Umargul has no family and will travel alone. He is not sure of what he will find back home and hopes that at least a portion of his house is still accessible. Khayal is traveling with his wife. He was informed that their house was burned and relies on the help of some relatives for a place to sleep. He is planning to start his orchard over to make a living.
Umargul and Khayal were displaced from the Tirah Valley due to increased hostilities between rival armed groups and security operations. They spent the last seven months in Peshawar, where they received basic humanitarian assistance, including food rations comprising wheat flour, rice, cooking oil and pulses. They hope that the Pakistani Government and the international organizations will help them get through the winter.

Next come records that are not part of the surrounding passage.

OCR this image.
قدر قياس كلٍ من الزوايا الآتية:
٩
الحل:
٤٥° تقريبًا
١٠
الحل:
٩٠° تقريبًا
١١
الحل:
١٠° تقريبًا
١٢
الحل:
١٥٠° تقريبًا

In the last two weeks of September some 9,000 people returned from camps and host communities in Khyber Pakhtunkhwa to their homes in the Tirah Valley, in the Federally Administered Tribal Areas. Despite resource constraints, Government authorities and humanitarian partners have provided them with return packages, including transport, non-food items, food and basic health-care services.
UN Resident Coordinator and Humanitarian Coordinator in Pakistan, Timo Pakkala, and other senior UN officials from the Pakistani Government visited the Kohat Return Facilitation Center on a joint mission to evaluate the humanitarian support being provided to displaced families.
The Government of Pakistan contributed 75,000 metric tons of wheat allowing humanitarian support during most of 2013. Lola Castro, WFP’s representative in Pakistan, said that a second tranche of 75,000 metric tons of wheat is crucial to provide the returnees with food for at least nine additional months.